VI: Where is most of your funding coming from?

“We are getting a lot of our money from venture capital investors. Unlike a lot of others in the VTOL space, we have complete product lines in our DroneSwarm and GhostDrone products. We also help cities build drone-command centres and sell private camera drones to consumers.

“The money we get from these products is going back into helping develop the Ehang passenger drone.

“Right now, we are figuring out who our partners are that share the same goal as us and can help us move towards developing a commercial passenger drone market.”

VI: What can we expect to see from Ehang over the next couple of years?

“You can expect to see more regular public flight demos around the world. Along the way we are going to figure out what operations the Ehang Vtol will perform best on, where will be the best opportunity to monetise and where we can make a more-commercial operation.

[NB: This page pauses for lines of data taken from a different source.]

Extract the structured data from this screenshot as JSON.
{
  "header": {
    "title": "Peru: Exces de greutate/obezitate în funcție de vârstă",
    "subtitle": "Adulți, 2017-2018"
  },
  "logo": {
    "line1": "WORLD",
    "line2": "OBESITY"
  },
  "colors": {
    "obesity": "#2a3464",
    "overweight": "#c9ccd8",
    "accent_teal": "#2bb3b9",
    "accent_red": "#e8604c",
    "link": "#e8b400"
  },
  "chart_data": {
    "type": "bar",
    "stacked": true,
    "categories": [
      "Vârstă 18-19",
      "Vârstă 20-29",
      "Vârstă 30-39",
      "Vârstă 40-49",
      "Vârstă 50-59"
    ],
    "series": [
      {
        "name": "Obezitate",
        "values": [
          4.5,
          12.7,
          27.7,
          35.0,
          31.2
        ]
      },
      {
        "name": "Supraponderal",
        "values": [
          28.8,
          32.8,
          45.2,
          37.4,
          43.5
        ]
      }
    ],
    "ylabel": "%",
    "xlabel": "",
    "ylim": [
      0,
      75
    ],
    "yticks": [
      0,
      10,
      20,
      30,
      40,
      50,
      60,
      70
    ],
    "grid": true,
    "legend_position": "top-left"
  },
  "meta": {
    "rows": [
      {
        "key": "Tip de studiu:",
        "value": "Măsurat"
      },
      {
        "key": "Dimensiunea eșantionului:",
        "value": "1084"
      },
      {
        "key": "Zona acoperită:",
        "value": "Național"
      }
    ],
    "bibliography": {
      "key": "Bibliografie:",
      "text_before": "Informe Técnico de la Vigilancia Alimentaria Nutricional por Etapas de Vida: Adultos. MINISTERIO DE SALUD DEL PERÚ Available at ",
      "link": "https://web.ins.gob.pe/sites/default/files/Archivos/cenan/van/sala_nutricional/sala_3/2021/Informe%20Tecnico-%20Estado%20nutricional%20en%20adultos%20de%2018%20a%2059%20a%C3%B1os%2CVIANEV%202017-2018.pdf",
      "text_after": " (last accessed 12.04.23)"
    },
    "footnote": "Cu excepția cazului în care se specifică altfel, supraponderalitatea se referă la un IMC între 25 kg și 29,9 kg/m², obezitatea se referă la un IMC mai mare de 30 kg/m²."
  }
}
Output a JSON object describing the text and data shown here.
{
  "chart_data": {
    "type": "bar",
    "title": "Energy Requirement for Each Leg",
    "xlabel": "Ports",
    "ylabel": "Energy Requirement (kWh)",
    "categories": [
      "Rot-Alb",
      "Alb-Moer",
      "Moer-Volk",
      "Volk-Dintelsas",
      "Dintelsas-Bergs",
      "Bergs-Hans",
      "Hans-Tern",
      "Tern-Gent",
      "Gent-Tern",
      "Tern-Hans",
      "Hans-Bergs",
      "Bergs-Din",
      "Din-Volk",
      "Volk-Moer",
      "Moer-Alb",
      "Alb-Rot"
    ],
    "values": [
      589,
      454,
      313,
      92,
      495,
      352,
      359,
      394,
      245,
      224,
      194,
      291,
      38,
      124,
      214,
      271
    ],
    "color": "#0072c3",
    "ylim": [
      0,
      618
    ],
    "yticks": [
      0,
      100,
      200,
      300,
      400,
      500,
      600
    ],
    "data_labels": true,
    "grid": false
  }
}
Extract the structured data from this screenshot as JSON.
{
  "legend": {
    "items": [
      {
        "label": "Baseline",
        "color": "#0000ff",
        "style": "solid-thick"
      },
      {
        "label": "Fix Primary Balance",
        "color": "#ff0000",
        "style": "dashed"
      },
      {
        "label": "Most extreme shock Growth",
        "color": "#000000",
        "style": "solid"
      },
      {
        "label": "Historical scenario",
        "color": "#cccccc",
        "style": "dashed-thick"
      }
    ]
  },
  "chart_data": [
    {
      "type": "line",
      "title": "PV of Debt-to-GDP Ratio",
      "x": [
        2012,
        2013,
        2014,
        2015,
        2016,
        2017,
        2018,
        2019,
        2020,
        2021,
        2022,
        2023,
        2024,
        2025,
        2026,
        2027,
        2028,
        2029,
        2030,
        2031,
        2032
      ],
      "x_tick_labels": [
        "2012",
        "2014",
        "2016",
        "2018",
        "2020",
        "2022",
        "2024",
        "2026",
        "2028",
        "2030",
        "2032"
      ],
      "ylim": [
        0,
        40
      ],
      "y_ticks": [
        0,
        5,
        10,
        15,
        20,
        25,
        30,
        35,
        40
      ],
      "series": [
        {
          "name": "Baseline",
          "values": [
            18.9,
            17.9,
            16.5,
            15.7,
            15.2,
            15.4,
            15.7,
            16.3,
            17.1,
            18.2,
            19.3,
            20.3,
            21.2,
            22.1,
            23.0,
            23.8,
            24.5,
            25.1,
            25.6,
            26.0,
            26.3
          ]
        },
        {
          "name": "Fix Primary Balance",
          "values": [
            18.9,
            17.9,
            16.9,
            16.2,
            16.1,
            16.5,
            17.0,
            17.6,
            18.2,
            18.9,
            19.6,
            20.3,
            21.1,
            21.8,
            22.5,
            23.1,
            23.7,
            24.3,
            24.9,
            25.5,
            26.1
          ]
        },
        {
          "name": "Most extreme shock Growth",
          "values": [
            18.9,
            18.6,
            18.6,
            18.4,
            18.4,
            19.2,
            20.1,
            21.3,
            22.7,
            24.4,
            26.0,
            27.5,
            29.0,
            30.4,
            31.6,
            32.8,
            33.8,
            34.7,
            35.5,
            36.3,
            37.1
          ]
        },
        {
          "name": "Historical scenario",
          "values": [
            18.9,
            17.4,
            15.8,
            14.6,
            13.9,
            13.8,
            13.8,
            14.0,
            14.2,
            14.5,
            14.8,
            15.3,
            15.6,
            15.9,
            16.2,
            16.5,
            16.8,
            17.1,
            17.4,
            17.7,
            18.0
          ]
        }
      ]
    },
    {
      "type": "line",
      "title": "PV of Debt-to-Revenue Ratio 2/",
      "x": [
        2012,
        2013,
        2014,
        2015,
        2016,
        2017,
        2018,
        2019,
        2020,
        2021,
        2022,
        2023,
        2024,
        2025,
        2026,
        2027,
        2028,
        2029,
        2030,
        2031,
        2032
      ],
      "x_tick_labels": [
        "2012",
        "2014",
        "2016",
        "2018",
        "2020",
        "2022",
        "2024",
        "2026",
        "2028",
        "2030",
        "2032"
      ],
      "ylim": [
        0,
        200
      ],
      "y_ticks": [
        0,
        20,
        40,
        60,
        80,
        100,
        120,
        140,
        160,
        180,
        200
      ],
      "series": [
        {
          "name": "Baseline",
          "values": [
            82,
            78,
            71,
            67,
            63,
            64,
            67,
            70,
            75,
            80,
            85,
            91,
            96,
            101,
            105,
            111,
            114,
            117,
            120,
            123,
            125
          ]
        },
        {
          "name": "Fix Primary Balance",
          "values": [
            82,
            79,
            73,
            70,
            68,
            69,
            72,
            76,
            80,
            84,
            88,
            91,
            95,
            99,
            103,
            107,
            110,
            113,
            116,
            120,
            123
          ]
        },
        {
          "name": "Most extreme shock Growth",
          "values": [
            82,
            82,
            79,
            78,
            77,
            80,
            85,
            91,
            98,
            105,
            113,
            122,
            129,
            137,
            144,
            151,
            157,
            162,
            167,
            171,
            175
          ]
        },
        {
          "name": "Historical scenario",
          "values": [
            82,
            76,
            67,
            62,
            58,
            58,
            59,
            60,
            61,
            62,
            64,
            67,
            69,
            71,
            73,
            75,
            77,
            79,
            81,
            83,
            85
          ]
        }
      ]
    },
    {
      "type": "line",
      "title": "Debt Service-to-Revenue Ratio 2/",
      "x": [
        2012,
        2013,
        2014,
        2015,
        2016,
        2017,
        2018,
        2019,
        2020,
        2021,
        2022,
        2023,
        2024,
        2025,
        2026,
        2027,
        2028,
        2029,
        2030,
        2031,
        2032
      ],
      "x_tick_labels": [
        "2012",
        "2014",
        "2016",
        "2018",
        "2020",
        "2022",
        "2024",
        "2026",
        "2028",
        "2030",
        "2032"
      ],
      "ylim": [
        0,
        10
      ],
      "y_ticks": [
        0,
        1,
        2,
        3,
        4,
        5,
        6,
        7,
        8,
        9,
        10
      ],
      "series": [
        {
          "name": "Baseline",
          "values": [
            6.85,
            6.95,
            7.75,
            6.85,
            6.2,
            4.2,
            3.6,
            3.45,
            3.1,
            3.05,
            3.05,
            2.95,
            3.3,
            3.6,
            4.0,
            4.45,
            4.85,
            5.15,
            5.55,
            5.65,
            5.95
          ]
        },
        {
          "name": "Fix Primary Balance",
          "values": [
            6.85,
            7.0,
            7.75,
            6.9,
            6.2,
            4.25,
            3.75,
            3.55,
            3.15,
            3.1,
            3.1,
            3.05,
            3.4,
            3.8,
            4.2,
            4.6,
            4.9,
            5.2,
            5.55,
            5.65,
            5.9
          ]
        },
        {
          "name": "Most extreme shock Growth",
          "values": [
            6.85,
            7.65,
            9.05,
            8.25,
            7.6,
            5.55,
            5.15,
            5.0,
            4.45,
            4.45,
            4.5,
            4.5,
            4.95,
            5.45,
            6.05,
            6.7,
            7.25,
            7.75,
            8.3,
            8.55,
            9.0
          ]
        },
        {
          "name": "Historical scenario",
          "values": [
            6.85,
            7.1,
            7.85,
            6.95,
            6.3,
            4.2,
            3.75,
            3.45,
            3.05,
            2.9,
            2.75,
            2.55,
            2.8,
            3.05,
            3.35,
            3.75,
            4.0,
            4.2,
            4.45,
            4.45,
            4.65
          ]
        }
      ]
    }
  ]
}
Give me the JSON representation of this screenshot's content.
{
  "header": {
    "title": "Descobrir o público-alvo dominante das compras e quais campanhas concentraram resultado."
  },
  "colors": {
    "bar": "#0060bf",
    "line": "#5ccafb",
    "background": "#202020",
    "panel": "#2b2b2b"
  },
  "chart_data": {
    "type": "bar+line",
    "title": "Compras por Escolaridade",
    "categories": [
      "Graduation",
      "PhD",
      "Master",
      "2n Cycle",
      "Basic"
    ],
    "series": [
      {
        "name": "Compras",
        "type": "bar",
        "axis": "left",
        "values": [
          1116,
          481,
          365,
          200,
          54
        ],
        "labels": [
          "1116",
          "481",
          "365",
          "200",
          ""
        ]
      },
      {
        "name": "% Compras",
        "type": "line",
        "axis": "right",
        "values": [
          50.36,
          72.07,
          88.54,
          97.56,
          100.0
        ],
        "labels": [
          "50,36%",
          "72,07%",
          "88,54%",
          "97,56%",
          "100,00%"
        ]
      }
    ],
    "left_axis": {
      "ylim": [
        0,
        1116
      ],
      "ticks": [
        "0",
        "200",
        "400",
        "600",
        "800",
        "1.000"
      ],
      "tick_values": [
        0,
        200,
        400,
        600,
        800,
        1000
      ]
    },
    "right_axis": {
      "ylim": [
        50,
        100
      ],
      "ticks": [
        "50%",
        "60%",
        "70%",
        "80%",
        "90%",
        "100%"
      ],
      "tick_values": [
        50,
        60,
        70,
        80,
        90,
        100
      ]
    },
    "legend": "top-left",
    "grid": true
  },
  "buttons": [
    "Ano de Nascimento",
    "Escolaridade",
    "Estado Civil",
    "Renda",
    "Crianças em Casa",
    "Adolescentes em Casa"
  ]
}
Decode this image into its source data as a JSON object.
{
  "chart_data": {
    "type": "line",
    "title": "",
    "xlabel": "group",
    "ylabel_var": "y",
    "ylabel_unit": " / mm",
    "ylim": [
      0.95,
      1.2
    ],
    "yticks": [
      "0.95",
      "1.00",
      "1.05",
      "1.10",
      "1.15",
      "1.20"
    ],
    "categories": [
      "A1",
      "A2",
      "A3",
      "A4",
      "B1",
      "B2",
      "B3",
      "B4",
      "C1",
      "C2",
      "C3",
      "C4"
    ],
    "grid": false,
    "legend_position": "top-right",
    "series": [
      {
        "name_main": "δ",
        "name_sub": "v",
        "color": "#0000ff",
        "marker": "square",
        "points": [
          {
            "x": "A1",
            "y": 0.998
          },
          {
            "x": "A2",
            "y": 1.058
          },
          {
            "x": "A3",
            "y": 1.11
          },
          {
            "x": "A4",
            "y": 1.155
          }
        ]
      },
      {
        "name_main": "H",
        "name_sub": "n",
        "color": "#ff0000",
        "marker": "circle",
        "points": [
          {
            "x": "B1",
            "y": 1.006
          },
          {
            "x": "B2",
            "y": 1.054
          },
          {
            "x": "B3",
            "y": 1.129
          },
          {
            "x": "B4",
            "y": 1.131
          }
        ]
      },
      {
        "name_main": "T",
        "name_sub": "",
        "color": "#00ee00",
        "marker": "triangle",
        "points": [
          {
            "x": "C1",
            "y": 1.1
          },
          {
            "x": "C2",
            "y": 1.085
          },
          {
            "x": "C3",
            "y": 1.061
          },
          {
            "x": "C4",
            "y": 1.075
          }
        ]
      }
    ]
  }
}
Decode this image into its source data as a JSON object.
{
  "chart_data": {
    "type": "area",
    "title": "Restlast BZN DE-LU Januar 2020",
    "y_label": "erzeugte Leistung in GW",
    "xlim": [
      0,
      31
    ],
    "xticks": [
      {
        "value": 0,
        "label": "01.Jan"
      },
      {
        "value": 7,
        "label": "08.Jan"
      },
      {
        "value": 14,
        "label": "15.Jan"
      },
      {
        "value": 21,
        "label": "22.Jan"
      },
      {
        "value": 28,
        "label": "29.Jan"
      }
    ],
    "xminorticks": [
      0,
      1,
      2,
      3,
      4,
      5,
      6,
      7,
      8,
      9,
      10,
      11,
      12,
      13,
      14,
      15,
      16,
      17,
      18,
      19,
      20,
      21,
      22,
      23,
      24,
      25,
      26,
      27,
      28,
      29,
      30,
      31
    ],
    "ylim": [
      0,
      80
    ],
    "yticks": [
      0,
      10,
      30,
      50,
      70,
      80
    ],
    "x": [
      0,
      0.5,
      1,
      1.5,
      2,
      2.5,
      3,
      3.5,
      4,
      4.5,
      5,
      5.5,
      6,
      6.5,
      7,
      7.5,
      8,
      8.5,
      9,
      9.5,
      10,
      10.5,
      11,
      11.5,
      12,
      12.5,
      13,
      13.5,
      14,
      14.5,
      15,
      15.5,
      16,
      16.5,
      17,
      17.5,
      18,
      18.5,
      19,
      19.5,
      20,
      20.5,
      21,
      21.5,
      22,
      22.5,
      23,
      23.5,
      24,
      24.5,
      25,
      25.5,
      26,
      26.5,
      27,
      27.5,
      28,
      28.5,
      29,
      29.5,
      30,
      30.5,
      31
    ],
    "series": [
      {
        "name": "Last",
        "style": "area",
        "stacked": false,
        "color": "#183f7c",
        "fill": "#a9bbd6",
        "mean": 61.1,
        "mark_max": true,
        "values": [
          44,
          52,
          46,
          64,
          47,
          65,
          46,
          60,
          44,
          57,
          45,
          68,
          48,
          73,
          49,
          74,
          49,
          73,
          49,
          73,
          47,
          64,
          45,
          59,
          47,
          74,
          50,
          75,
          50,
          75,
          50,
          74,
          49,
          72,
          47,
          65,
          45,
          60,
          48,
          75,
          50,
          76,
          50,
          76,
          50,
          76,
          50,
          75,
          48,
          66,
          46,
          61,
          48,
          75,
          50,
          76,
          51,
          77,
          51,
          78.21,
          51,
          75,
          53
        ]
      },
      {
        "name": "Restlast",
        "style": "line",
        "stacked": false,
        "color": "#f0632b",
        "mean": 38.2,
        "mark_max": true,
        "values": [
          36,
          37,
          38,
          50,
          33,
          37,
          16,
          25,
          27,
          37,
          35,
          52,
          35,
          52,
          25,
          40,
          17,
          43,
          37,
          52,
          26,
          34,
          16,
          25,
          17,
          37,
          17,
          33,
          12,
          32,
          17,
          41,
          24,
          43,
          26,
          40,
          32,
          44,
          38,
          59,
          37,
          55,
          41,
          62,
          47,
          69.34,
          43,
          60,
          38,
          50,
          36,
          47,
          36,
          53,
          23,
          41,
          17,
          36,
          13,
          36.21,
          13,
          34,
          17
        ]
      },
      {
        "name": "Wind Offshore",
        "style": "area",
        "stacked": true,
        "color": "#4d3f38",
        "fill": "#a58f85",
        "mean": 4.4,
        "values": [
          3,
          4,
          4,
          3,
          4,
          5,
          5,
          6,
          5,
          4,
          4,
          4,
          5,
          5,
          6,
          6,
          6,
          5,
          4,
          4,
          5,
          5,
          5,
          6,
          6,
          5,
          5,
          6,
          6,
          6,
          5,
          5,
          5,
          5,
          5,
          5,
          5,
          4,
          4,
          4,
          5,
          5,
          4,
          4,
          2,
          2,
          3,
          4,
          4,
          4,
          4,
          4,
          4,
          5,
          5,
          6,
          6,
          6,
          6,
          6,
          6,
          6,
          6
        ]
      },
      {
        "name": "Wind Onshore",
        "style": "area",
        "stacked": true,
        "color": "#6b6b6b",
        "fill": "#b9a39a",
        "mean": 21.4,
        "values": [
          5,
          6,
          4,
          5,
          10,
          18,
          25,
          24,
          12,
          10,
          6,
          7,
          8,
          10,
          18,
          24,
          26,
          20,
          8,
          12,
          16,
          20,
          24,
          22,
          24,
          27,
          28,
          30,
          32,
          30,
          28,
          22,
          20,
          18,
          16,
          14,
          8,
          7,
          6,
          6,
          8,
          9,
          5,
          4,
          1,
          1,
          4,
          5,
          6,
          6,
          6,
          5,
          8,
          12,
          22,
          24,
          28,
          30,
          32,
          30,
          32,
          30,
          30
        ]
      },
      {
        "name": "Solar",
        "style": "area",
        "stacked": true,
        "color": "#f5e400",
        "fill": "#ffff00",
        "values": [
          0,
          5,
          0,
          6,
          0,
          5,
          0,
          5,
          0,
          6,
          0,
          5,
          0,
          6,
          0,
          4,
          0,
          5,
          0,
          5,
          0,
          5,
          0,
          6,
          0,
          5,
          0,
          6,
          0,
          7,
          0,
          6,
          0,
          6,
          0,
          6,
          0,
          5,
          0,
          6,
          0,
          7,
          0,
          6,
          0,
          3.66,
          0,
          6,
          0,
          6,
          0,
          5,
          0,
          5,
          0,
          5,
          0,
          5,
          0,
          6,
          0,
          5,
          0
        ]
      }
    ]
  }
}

“Also, in the next couple of years we really expect to see the VTOL passenger-drone market take off and I think Ehang will be there at the forefront. We think that the Ehang aircraft is the most suitable passenger drone as it is small, easy to fly and multirotor.

“Right now, we are focusing on the two-seater. Whilst there is a lot of talk around the four- to five-seater market for air taxis, I think it is more important to look at what you have and how you can best monetise VTOLs at this early stage. If we can make any one model happen, then we can talk about developing bigger aircraft.”